Katori Hall’s new play compares the lives of strippers in the context of pole dancing. Set in a club called the Pink Pony, she calls it “an intimate window into the southern strip club world. For each of these women, a choice has been made. For some it’s a step down, for others a step up as the Pink Pony stage constantly shape-shifts from a platform for freedom into a gilded cage.”

Nicco Annan, who plays Uncle Clifford, points out that the play uses derisive terms for a reason: “In the world of Pussy Valley we see these words reappropriated into a position of power. There’s an element of vulnerability and fear of intimacy in gay culture and it is often shielded by arrogance. Oftentimes, that arrogance can be the thing that keeps you alive. It becomes the armor from hateful words.”

 

Vietnam: A Window to War. Photo by James Thompson

Vietnam: A Window to War. Photo by James Thompson

Vietnam: A Window to War
Through May 22
Hennepin County Central Library, 300 Nicollet Mall, Mpls.
(612) 543-5669
www.hclib.org

Looking at James R. Thompson’s superb photographs from his experience as an American soldier in Vietnam in the early 1970s I was struck by the youthful innocence of almost all the young American men pictured. They starkly contrast the crustiness of older soldiers in one of the photos. About 59,000 Americans died and there were thousands more casualties.

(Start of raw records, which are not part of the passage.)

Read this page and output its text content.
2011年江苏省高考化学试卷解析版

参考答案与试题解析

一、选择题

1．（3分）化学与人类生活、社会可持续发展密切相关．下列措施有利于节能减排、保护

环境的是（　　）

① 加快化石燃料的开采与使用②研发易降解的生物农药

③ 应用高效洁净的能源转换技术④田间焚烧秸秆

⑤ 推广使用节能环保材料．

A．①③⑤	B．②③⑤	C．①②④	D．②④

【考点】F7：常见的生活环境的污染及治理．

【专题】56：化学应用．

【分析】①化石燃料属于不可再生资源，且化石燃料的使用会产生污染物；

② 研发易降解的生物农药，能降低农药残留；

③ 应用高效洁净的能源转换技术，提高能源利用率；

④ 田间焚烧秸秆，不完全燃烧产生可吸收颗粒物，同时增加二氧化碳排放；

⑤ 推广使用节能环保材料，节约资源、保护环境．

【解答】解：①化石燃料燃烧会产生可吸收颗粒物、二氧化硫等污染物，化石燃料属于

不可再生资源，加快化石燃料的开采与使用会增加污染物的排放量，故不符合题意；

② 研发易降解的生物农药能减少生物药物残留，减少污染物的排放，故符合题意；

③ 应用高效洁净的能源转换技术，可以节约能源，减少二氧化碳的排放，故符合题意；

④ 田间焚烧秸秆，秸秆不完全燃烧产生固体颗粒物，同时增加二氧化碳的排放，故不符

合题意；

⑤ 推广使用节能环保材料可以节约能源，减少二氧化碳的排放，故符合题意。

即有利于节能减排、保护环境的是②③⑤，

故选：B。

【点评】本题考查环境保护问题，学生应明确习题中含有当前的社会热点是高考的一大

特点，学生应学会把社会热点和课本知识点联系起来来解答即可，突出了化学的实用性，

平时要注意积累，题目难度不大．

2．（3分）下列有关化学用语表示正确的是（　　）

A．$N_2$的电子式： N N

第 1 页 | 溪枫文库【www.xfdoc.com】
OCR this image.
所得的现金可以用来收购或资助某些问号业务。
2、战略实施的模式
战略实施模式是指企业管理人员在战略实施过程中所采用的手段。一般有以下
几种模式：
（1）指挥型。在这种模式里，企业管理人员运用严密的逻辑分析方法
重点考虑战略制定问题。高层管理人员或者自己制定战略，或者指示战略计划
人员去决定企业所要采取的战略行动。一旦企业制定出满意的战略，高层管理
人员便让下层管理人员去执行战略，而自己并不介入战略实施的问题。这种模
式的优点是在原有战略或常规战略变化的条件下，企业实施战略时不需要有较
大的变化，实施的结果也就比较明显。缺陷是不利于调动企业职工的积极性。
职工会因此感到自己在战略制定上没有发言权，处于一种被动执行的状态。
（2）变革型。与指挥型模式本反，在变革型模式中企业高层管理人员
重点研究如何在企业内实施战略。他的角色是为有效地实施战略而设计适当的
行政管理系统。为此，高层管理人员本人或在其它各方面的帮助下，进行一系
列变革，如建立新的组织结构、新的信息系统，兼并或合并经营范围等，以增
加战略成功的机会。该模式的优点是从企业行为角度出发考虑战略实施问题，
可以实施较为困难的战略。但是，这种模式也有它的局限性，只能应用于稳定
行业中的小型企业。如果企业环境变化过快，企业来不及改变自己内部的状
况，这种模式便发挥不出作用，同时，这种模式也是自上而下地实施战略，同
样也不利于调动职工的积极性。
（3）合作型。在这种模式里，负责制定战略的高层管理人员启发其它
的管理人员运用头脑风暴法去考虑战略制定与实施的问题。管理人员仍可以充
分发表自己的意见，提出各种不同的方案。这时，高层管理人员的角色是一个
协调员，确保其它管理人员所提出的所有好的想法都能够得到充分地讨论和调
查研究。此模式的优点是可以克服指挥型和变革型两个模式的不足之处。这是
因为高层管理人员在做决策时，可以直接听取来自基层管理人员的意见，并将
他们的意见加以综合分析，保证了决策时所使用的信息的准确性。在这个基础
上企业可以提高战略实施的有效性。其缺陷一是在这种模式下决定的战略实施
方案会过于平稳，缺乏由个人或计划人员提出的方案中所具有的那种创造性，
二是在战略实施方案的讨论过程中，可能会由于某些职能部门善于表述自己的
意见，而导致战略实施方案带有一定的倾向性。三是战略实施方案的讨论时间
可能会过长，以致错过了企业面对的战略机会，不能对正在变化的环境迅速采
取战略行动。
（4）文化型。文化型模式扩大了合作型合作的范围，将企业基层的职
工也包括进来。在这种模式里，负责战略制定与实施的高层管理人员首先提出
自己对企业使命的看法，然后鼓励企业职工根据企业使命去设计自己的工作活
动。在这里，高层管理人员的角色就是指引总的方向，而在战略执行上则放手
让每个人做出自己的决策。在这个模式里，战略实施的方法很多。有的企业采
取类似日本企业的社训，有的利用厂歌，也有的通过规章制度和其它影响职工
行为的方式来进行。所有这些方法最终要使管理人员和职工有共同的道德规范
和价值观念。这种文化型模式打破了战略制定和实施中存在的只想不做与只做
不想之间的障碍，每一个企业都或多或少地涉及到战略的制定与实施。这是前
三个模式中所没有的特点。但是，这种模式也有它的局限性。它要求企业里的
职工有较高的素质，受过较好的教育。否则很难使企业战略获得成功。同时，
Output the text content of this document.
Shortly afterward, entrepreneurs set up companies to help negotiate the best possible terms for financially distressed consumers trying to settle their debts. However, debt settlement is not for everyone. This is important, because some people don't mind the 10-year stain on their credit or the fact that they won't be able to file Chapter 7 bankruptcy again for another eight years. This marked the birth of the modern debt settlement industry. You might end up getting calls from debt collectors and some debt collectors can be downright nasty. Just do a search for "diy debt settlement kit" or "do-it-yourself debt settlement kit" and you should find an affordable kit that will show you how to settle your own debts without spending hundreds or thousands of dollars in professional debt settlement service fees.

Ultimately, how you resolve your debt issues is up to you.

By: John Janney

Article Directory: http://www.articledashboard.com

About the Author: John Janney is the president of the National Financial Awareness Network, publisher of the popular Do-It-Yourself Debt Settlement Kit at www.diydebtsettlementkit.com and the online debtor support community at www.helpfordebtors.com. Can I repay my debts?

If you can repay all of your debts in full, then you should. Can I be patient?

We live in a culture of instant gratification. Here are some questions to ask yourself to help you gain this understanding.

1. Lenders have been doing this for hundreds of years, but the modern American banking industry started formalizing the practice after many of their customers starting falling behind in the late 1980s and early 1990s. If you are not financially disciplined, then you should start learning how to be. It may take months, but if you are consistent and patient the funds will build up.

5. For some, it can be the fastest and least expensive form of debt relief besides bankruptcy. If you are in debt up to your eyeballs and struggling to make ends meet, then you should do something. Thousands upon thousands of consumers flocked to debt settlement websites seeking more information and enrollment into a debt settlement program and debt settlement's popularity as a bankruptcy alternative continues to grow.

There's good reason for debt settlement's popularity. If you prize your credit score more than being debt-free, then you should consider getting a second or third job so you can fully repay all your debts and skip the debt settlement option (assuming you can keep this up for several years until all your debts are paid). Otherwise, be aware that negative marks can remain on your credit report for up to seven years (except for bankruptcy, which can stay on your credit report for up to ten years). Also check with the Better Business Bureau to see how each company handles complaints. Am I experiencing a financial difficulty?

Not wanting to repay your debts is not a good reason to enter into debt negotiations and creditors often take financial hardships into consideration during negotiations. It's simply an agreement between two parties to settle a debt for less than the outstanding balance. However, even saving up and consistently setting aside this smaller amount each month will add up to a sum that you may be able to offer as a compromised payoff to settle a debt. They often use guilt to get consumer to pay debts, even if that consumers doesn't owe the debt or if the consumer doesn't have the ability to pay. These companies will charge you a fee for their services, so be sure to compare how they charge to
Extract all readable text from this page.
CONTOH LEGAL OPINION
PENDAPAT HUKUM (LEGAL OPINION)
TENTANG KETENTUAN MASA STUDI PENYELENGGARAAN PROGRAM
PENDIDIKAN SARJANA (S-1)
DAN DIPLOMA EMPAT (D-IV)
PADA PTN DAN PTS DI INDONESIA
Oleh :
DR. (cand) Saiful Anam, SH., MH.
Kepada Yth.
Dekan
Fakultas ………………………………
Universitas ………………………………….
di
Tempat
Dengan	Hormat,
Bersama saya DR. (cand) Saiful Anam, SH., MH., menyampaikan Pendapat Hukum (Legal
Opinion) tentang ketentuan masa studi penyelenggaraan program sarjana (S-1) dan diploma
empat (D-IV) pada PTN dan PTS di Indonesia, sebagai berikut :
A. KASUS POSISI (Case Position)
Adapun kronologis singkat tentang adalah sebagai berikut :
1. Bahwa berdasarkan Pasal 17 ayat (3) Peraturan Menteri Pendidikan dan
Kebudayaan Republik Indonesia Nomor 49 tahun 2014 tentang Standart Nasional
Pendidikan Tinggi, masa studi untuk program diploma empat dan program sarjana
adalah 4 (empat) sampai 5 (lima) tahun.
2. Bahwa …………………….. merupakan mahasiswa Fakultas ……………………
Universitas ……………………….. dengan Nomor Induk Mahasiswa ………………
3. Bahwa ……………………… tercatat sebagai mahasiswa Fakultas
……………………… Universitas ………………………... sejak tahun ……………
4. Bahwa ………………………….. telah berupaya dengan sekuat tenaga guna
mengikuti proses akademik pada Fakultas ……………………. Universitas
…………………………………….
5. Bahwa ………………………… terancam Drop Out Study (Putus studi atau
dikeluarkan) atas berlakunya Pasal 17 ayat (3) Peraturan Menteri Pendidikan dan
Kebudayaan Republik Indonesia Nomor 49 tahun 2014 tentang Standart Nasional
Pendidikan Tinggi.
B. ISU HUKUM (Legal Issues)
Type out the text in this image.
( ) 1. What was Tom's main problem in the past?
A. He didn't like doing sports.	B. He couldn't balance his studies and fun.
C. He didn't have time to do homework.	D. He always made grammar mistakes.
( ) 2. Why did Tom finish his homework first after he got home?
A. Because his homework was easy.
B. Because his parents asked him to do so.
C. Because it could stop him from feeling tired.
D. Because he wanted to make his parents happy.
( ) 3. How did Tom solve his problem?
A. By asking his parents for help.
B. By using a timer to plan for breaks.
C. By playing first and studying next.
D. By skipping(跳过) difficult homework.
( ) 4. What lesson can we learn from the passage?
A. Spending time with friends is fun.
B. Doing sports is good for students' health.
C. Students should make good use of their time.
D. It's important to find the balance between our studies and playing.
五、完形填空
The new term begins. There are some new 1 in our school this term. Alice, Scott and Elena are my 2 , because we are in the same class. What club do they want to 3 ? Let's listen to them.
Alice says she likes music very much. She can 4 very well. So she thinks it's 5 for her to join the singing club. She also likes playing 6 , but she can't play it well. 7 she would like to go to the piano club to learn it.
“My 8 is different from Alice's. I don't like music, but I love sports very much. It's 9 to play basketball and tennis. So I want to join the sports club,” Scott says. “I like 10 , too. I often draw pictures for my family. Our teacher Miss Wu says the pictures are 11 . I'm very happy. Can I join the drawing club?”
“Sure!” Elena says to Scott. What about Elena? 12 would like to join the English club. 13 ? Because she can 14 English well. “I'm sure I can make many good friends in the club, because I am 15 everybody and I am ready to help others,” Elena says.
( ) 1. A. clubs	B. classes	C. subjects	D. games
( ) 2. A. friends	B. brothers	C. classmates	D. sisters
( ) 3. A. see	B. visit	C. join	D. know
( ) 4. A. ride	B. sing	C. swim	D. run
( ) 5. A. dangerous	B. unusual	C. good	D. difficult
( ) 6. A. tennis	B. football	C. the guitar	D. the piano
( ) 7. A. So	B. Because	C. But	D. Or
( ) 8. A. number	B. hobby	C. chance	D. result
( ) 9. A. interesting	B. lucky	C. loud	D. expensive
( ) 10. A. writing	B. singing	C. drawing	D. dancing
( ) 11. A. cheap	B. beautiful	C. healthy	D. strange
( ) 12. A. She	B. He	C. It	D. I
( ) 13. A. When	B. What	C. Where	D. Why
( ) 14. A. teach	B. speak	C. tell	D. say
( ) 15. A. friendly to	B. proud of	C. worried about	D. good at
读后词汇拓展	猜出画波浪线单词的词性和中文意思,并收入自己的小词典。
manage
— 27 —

Some of the poor rural Vietnamese, of whom over one million were killed and several thousands more injured, are tenderly shown. The humble faces of the old and the vibrant ones of the very young are very touching. Thompson’s images intrinsically reveal not fear or prejudice, but a disconnect between the two cultures.

The human focus of the exhibit is brightly contrasted with the luminous steps of a temple. As we now go into the 50th Anniversary of the Vietnam War as we commemorate the 150th Anniversary of the Civil War, Vietnam: A Window to War holds a sacred kind of power. Presented in collaboration with the Vietnamese Community of Minnesota.

 

Q-STAGE: New Works Series. Photo courtesy of Rebecca Lawrence Photography

Q-STAGE: New Works Series. Photo courtesy of Rebecca Lawrence Photography

Q-STAGE: New Works Series
Through May 9
Intermedia Arts, 2822 Lyndale Ave. S., Mpls.
(612) 871-4444
www.intermediaarts.org

20% Theatre Company Twin Cities and Intermedia Arts present three sets of experimental performance works newly minted by local queer-identified artists. In Set A, Andrea Jenkins gives an African-American transgender perspective in Body Parts: Intersectionality. The automobile and queer culture are mused on in The Escape Machines: Power is Nothing Without Control created and performed by Elyssa Kilman, Basil Kreimendahl, and Emily Zimmer. Set B includes Harrison David Rivers’ drag take on Euripedes’s Trojan Women titled And She Would Stand Like This. Lucy Lucas Valentine’s solo show is Mark: Un-Gendered, Intra-Black, and Overtly Emotive. Set C offers Deja Stowers’ ideas about the body and how it fits into the world we live in; Kenna Cottman performs. Shannon Forney’s Femme Cabaret: a Clown Burlesque is a playful solo take on queer femme identity from a clown perspective.